The last thing I need…

You might think is another blog….

However, having set up a “Wedsite” as I am assured by various online doobries is the done thing – there is a blog on it too. But I’ll prob cross post here anyhoo. But it’ll be nice to have all my planning thoughts in one place.

Yes, you read it right. SandMAdcock Long.

The question is what will the married name be?  Hmm. Temptation to be very silly is very great. What’s the accent you need to make a long A?

Hebden Blog Club

Monday night saw the 2nd meet up of the new-born Hebden Blog Club at B@rplace. Lively discussion centred around a couple of topics, which could be summarised as how to get more readers and/or how to make fame and fortune from your blog.  Robert has put together some thoughts and ideas on his blog, Society Fabric, which is interesting.

Some of the talk – both on the night, and later, discussing with OH – was about why should you do anything to get readers, or higher Google rankings, or whatever. Is it just vanity, or subverting the medium to want to monetarise or pursue popularity?  A lot of the people in the group seem to make a living from writing, in one way or another, so for them, time spent blogging may necessarily be time spent not writing something which will pay their bills. So if you could have a magic trick to make your little old blog instantly famous and flooded with readers, who would then commission you to do other things, or buy your book, or whatever, then it’s be a good thing.  A lot of the blogs I have listed from hebden are actually attached to businesses – so even if they are not directly selling anything, then hopefully the blog is a useful publicity stream for fabulous products, as well as being an interesting insight into the way things are made, or how the businesses are set up or run.  I hope the people writing them are doing it at least 60% for their own benefit though, as it would be sad for it to be thought of as a chore.

The question is – why are you blogging? Is there a point?  I blog primarily for myself. There’s something about it that I like. It’s not quite diary, not quite website. I can witter away, share things, keep track of interesting stuff, and if someone else out there reads and finds something interesting or useful in what I have said then hooray.  I do like to get comments, but I’ve never got a great many, even on my old blog which was to some extent better “optimised” than this, and gets more hits.  If I would like to get more readers it’s to increase the chance of getting comments, or being interesting to someone. But I have no expectations of fame or fortune, I just don’t write anything that interesting or good.

However. If your answer to “why are you blogging?” is for example “to raise awareness of x” then obviously, the more readers you get, the more awareness you raise.  “To improve may understanding of y” – the more people who comment, the more you may learn. “to get people to use my service / buy my product / like my work” – then there comes the money and the fame.

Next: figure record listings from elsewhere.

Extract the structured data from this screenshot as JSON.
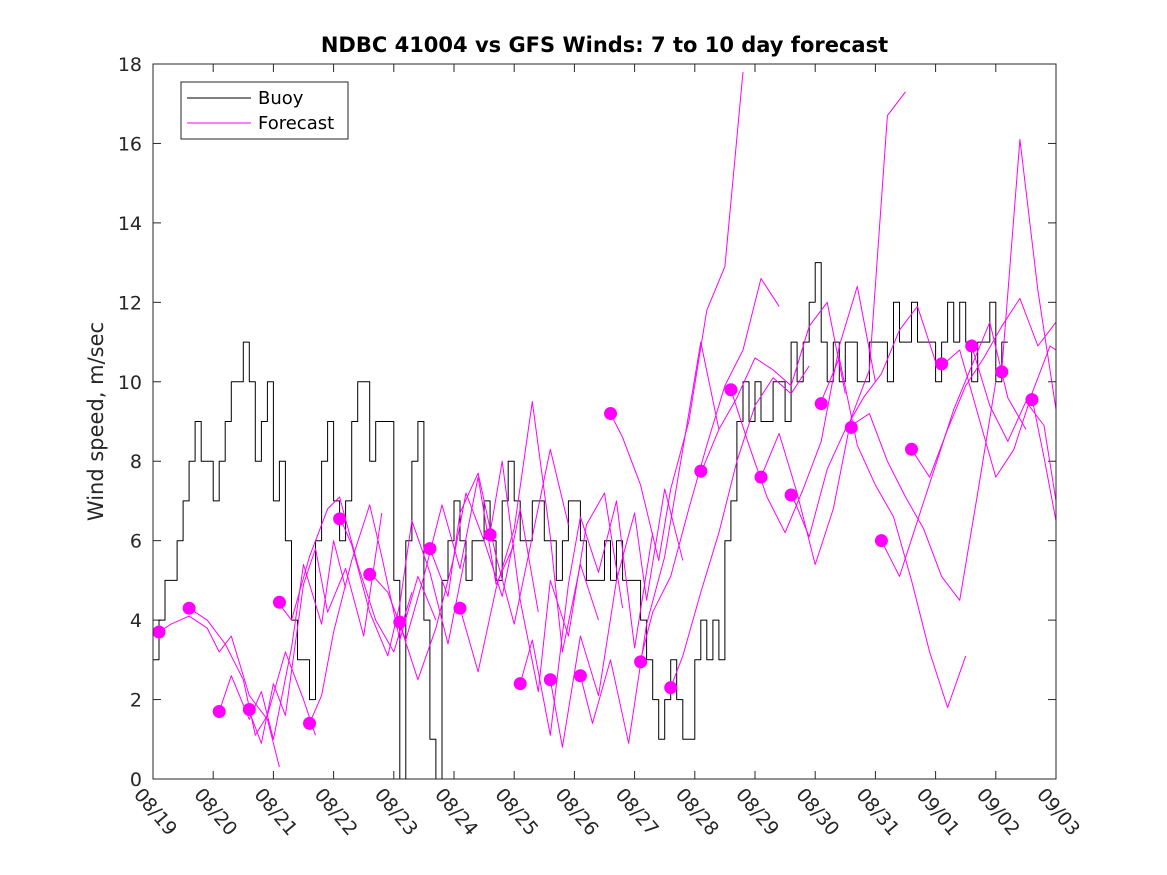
{
  "chart_data": {
    "type": "line",
    "title": "NDBC 41004 vs GFS Winds: 7 to 10 day forecast",
    "xlabel": "",
    "ylabel": "Wind speed, m/sec",
    "xlim": [
      0,
      15
    ],
    "ylim": [
      0,
      18
    ],
    "x_tick_labels": [
      "08/19",
      "08/20",
      "08/21",
      "08/22",
      "08/23",
      "08/24",
      "08/25",
      "08/26",
      "08/27",
      "08/28",
      "08/29",
      "08/30",
      "08/31",
      "09/01",
      "09/02",
      "09/03"
    ],
    "y_ticks": [
      0,
      2,
      4,
      6,
      8,
      10,
      12,
      14,
      16,
      18
    ],
    "legend": {
      "placement": "top-left",
      "entries": [
        "Buoy",
        "Forecast"
      ]
    },
    "colors": {
      "buoy": "#000000",
      "forecast": "#ff00ff"
    },
    "series": [
      {
        "name": "Buoy",
        "x": [
          0.0,
          0.1,
          0.2,
          0.3,
          0.4,
          0.5,
          0.6,
          0.7,
          0.8,
          0.9,
          1.0,
          1.1,
          1.2,
          1.3,
          1.4,
          1.5,
          1.6,
          1.7,
          1.8,
          1.9,
          2.0,
          2.1,
          2.2,
          2.3,
          2.4,
          2.5,
          2.6,
          2.7,
          2.8,
          2.9,
          3.0,
          3.1,
          3.2,
          3.3,
          3.4,
          3.5,
          3.6,
          3.7,
          3.8,
          3.9,
          4.0,
          4.1,
          4.2,
          4.3,
          4.4,
          4.5,
          4.6,
          4.7,
          4.8,
          4.9,
          5.0,
          5.1,
          5.2,
          5.3,
          5.4,
          5.5,
          5.6,
          5.7,
          5.8,
          5.9,
          6.0,
          6.1,
          6.2,
          6.3,
          6.4,
          6.5,
          6.6,
          6.7,
          6.8,
          6.9,
          7.0,
          7.1,
          7.2,
          7.3,
          7.4,
          7.5,
          7.6,
          7.7,
          7.8,
          7.9,
          8.0,
          8.1,
          8.2,
          8.3,
          8.4,
          8.5,
          8.6,
          8.7,
          8.8,
          8.9,
          9.0,
          9.1,
          9.2,
          9.3,
          9.4,
          9.5,
          9.6,
          9.7,
          9.8,
          9.9,
          10.0,
          10.1,
          10.2,
          10.3,
          10.4,
          10.5,
          10.6,
          10.7,
          10.8,
          10.9,
          11.0,
          11.1,
          11.2,
          11.3,
          11.4,
          11.5,
          11.6,
          11.7,
          11.8,
          11.9,
          12.0,
          12.1,
          12.2,
          12.3,
          12.4,
          12.5,
          12.6,
          12.7,
          12.8,
          12.9,
          13.0,
          13.1,
          13.2,
          13.3,
          13.4,
          13.5,
          13.6,
          13.7,
          13.8,
          13.9,
          14.0,
          14.1,
          14.2
        ],
        "values": [
          3,
          4,
          5,
          5,
          6,
          7,
          8,
          9,
          8,
          8,
          7,
          8,
          9,
          10,
          10,
          11,
          10,
          8,
          9,
          10,
          7,
          8,
          6,
          4,
          3,
          3,
          2,
          6,
          8,
          9,
          7,
          6,
          7,
          9,
          10,
          10,
          8,
          9,
          9,
          9,
          5,
          0,
          6,
          8,
          9,
          4,
          1,
          0,
          5,
          6,
          7,
          6,
          5,
          6,
          6,
          7,
          6,
          5,
          7,
          8,
          7,
          6,
          6,
          7,
          7,
          6,
          6,
          5,
          6,
          7,
          7,
          6,
          5,
          5,
          5,
          6,
          5,
          6,
          5,
          5,
          5,
          4,
          3,
          2,
          1,
          2,
          3,
          2,
          1,
          1,
          3,
          4,
          3,
          4,
          3,
          6,
          7,
          9,
          10,
          9,
          10,
          9,
          9,
          10,
          10,
          9,
          11,
          10,
          11,
          12,
          13,
          11,
          10,
          11,
          10,
          11,
          11,
          10,
          10,
          11,
          11,
          11,
          10,
          12,
          11,
          11,
          12,
          11,
          11,
          11,
          10,
          11,
          12,
          11,
          12,
          11,
          10,
          11,
          11,
          12,
          10,
          11,
          11
        ]
      },
      {
        "name": "Forecast",
        "x": [
          0.1,
          0.3,
          0.6,
          0.9,
          1.1,
          1.3,
          1.6,
          1.9,
          2.1
        ],
        "values": [
          3.7,
          3.9,
          4.1,
          3.8,
          3.2,
          3.6,
          2.1,
          1.5,
          0.3
        ]
      },
      {
        "name": "Forecast",
        "x": [
          0.6,
          0.9,
          1.2,
          1.5,
          1.7,
          1.9,
          2.2,
          2.5,
          2.7
        ],
        "values": [
          4.3,
          4.0,
          3.4,
          2.5,
          1.1,
          1.6,
          3.2,
          2.0,
          1.1
        ]
      },
      {
        "name": "Forecast",
        "x": [
          1.1,
          1.3,
          1.6,
          1.8,
          2.0,
          2.3,
          2.5,
          2.8,
          3.0,
          3.2
        ],
        "values": [
          1.7,
          2.6,
          1.5,
          2.2,
          1.0,
          3.3,
          5.4,
          3.9,
          6.0,
          4.8
        ]
      },
      {
        "name": "Forecast",
        "x": [
          1.6,
          1.8,
          2.0,
          2.2,
          2.5,
          2.7,
          2.9,
          3.2,
          3.5,
          3.8
        ],
        "values": [
          1.7,
          0.9,
          2.4,
          1.6,
          4.9,
          5.8,
          4.2,
          5.3,
          3.6,
          6.7
        ]
      },
      {
        "name": "Forecast",
        "x": [
          2.1,
          2.3,
          2.6,
          2.9,
          3.1,
          3.4,
          3.7,
          4.0,
          4.3
        ],
        "values": [
          4.4,
          4.0,
          5.6,
          6.8,
          7.1,
          5.4,
          4.0,
          3.2,
          4.7
        ]
      },
      {
        "name": "Forecast",
        "x": [
          2.6,
          2.8,
          3.0,
          3.3,
          3.6,
          3.8,
          4.1,
          4.4,
          4.7
        ],
        "values": [
          1.4,
          2.1,
          3.7,
          5.5,
          6.9,
          5.6,
          3.5,
          5.1,
          4.0
        ]
      },
      {
        "name": "Forecast",
        "x": [
          3.1,
          3.3,
          3.6,
          3.9,
          4.1,
          4.3,
          4.6,
          4.9,
          5.2
        ],
        "values": [
          6.6,
          5.9,
          4.2,
          3.1,
          4.4,
          6.5,
          5.2,
          3.4,
          5.7
        ]
      },
      {
        "name": "Forecast",
        "x": [
          3.6,
          3.9,
          4.2,
          4.5,
          4.8,
          5.1,
          5.4,
          5.7,
          6.0
        ],
        "values": [
          5.2,
          4.7,
          3.5,
          5.1,
          6.9,
          5.3,
          7.6,
          4.9,
          5.9
        ]
      },
      {
        "name": "Forecast",
        "x": [
          4.1,
          4.4,
          4.7,
          5.0,
          5.2,
          5.5,
          5.8,
          6.1,
          6.4
        ],
        "values": [
          3.9,
          2.5,
          3.8,
          5.6,
          7.2,
          6.0,
          4.6,
          6.8,
          4.2
        ]
      },
      {
        "name": "Forecast",
        "x": [
          4.6,
          4.9,
          5.1,
          5.4,
          5.7,
          6.0,
          6.3,
          6.6,
          6.9
        ],
        "values": [
          5.8,
          4.6,
          6.7,
          7.7,
          5.6,
          3.9,
          6.1,
          8.3,
          6.4
        ]
      },
      {
        "name": "Forecast",
        "x": [
          5.1,
          5.4,
          5.7,
          6.0,
          6.3,
          6.6,
          6.8,
          7.1,
          7.4
        ],
        "values": [
          4.3,
          2.7,
          4.8,
          6.3,
          9.5,
          6.1,
          3.2,
          5.4,
          4.0
        ]
      },
      {
        "name": "Forecast",
        "x": [
          5.6,
          5.8,
          6.1,
          6.4,
          6.6,
          6.9,
          7.2,
          7.5,
          7.8
        ],
        "values": [
          6.2,
          8.0,
          4.5,
          2.2,
          5.0,
          3.6,
          6.4,
          7.2,
          4.3
        ]
      },
      {
        "name": "Forecast",
        "x": [
          6.1,
          6.3,
          6.6,
          6.9,
          7.1,
          7.4,
          7.7,
          8.0,
          8.3
        ],
        "values": [
          2.4,
          3.5,
          1.1,
          4.9,
          6.6,
          5.2,
          7.0,
          3.3,
          6.2
        ]
      },
      {
        "name": "Forecast",
        "x": [
          6.6,
          6.8,
          7.1,
          7.4,
          7.7,
          8.0,
          8.2,
          8.5,
          8.8
        ],
        "values": [
          2.5,
          0.8,
          3.6,
          2.1,
          5.0,
          6.7,
          4.5,
          7.3,
          5.5
        ]
      },
      {
        "name": "Forecast",
        "x": [
          7.1,
          7.3,
          7.6,
          7.9,
          8.2,
          8.5,
          8.8,
          9.1,
          9.4
        ],
        "values": [
          2.6,
          1.4,
          3.0,
          0.9,
          3.9,
          5.6,
          8.3,
          11.0,
          8.8
        ]
      },
      {
        "name": "Forecast",
        "x": [
          7.6,
          7.8,
          8.1,
          8.4,
          8.6,
          8.9,
          9.2,
          9.5,
          9.8,
          10.0,
          10.2
        ],
        "values": [
          9.2,
          8.6,
          7.4,
          5.5,
          7.3,
          9.0,
          11.8,
          12.9,
          17.8,
          null,
          null
        ]
      },
      {
        "name": "Forecast",
        "x": [
          8.1,
          8.3,
          8.6,
          8.9,
          9.2,
          9.5,
          9.8,
          10.1,
          10.4
        ],
        "values": [
          3.0,
          4.2,
          5.1,
          6.8,
          8.4,
          9.9,
          10.8,
          12.6,
          11.9
        ]
      },
      {
        "name": "Forecast",
        "x": [
          8.6,
          8.8,
          9.1,
          9.4,
          9.7,
          10.0,
          10.3,
          10.6,
          10.9
        ],
        "values": [
          2.3,
          3.1,
          4.7,
          6.2,
          8.0,
          9.4,
          10.1,
          9.7,
          10.4
        ]
      },
      {
        "name": "Forecast",
        "x": [
          9.1,
          9.4,
          9.7,
          10.0,
          10.3,
          10.6,
          10.9,
          11.2,
          11.5
        ],
        "values": [
          7.7,
          8.8,
          9.6,
          10.6,
          10.3,
          9.9,
          11.4,
          12.0,
          9.7
        ]
      },
      {
        "name": "Forecast",
        "x": [
          9.6,
          9.9,
          10.2,
          10.5,
          10.8,
          11.1,
          11.4,
          11.7,
          12.0
        ],
        "values": [
          9.8,
          8.4,
          7.1,
          6.2,
          7.3,
          8.5,
          10.9,
          12.4,
          10.0
        ]
      },
      {
        "name": "Forecast",
        "x": [
          10.1,
          10.4,
          10.7,
          11.0,
          11.3,
          11.6,
          11.9,
          12.2,
          12.5
        ],
        "values": [
          7.6,
          8.7,
          7.2,
          5.4,
          6.8,
          9.1,
          10.3,
          16.7,
          17.3
        ]
      },
      {
        "name": "Forecast",
        "x": [
          10.6,
          10.9,
          11.2,
          11.5,
          11.8,
          12.1,
          12.4,
          12.7,
          13.0
        ],
        "values": [
          7.2,
          6.1,
          7.8,
          8.8,
          9.6,
          10.2,
          11.3,
          11.9,
          10.5
        ]
      },
      {
        "name": "Forecast",
        "x": [
          11.1,
          11.4,
          11.7,
          12.0,
          12.3,
          12.6,
          12.9,
          13.2,
          13.5
        ],
        "values": [
          9.5,
          10.6,
          8.4,
          7.4,
          6.6,
          5.0,
          3.2,
          1.8,
          3.1
        ]
      },
      {
        "name": "Forecast",
        "x": [
          11.6,
          11.9,
          12.2,
          12.5,
          12.8,
          13.1,
          13.4,
          13.7,
          14.0
        ],
        "values": [
          8.9,
          9.2,
          8.0,
          7.1,
          6.3,
          5.1,
          4.5,
          7.2,
          10.0
        ]
      },
      {
        "name": "Forecast",
        "x": [
          12.1,
          12.4,
          12.7,
          13.0,
          13.3,
          13.6,
          13.9,
          14.2,
          14.5
        ],
        "values": [
          6.0,
          5.1,
          6.5,
          7.9,
          9.3,
          10.4,
          11.5,
          9.6,
          8.8
        ]
      },
      {
        "name": "Forecast",
        "x": [
          12.6,
          12.9,
          13.2,
          13.5,
          13.8,
          14.1,
          14.4,
          14.7,
          15.0
        ],
        "values": [
          8.3,
          7.6,
          8.8,
          9.9,
          10.6,
          11.4,
          12.1,
          10.9,
          11.5
        ]
      },
      {
        "name": "Forecast",
        "x": [
          13.1,
          13.4,
          13.7,
          14.0,
          14.3,
          14.6,
          14.9,
          15.0
        ],
        "values": [
          10.4,
          10.8,
          9.2,
          7.6,
          8.3,
          9.7,
          10.9,
          10.8
        ]
      },
      {
        "name": "Forecast",
        "x": [
          13.6,
          13.9,
          14.2,
          14.5,
          14.8,
          15.0
        ],
        "values": [
          10.9,
          9.4,
          8.5,
          9.5,
          8.9,
          7.0
        ]
      },
      {
        "name": "Forecast",
        "x": [
          14.1,
          14.4,
          14.7,
          15.0
        ],
        "values": [
          10.3,
          16.1,
          12.3,
          9.3
        ]
      },
      {
        "name": "Forecast",
        "x": [
          14.6,
          14.8,
          15.0
        ],
        "values": [
          9.6,
          8.1,
          6.5
        ]
      }
    ],
    "forecast_start_points": {
      "x": [
        0.1,
        0.6,
        1.1,
        1.6,
        2.1,
        2.6,
        3.1,
        3.6,
        4.1,
        4.6,
        5.1,
        5.6,
        6.1,
        6.6,
        7.1,
        7.6,
        8.1,
        8.6,
        9.1,
        9.6,
        10.1,
        10.6,
        11.1,
        11.6,
        12.1,
        12.6,
        13.1,
        13.6,
        14.1,
        14.6
      ],
      "values": [
        3.7,
        4.3,
        1.7,
        1.75,
        4.45,
        1.4,
        6.55,
        5.15,
        3.95,
        5.8,
        4.3,
        6.15,
        2.4,
        2.5,
        2.6,
        9.2,
        2.95,
        2.3,
        7.75,
        9.8,
        7.6,
        7.15,
        9.45,
        8.85,
        6.0,
        8.3,
        10.45,
        10.9,
        10.25,
        9.55
      ]
    }
  }
}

Whatever you’re writing for, you have to think, who do you want your readers to be – and then provide them with content to suit. Do what it is you do to the best of your abilities, and communicate with people.  Use Twitter to publicise, and find others who are interested in the same things as you. Read other similar blogs or websites, learn from them, and comment on them. Respond to their posts with posts of your own, and be yourself. If you deserve popularity, I’m fairly certain it will find you.  But don’t push too hard. I personally hate the over-use of Twitter for marketing.  If that’s all someone ever tweets about, I’m likely to unfollow.  If someone sells, but also tweets personally, that’s ok – but if I say “I need some new shoes, these ones have a hole in them” @Shoediscountstore yelling “50% off Manolo Blahniks in Minneapolis” at me is not part of any conversation I need to have.

Tagging and SEO and whatnot are all very good – but it’s content that matters. Imagine you’re walking through town and you see adverts everywhere for a new florist. You follow them, and find a beautiful shop front, painted green with beautiful pictures of flowers, and signs detailing “Gladioli, Lilies, Roses, Hyacinths, Bluebells, Agapanthus, Alium, Tulips”, and yet when you go in, all you find are some wilted daffodils and a potted geranium – you’re going to leave and never go back.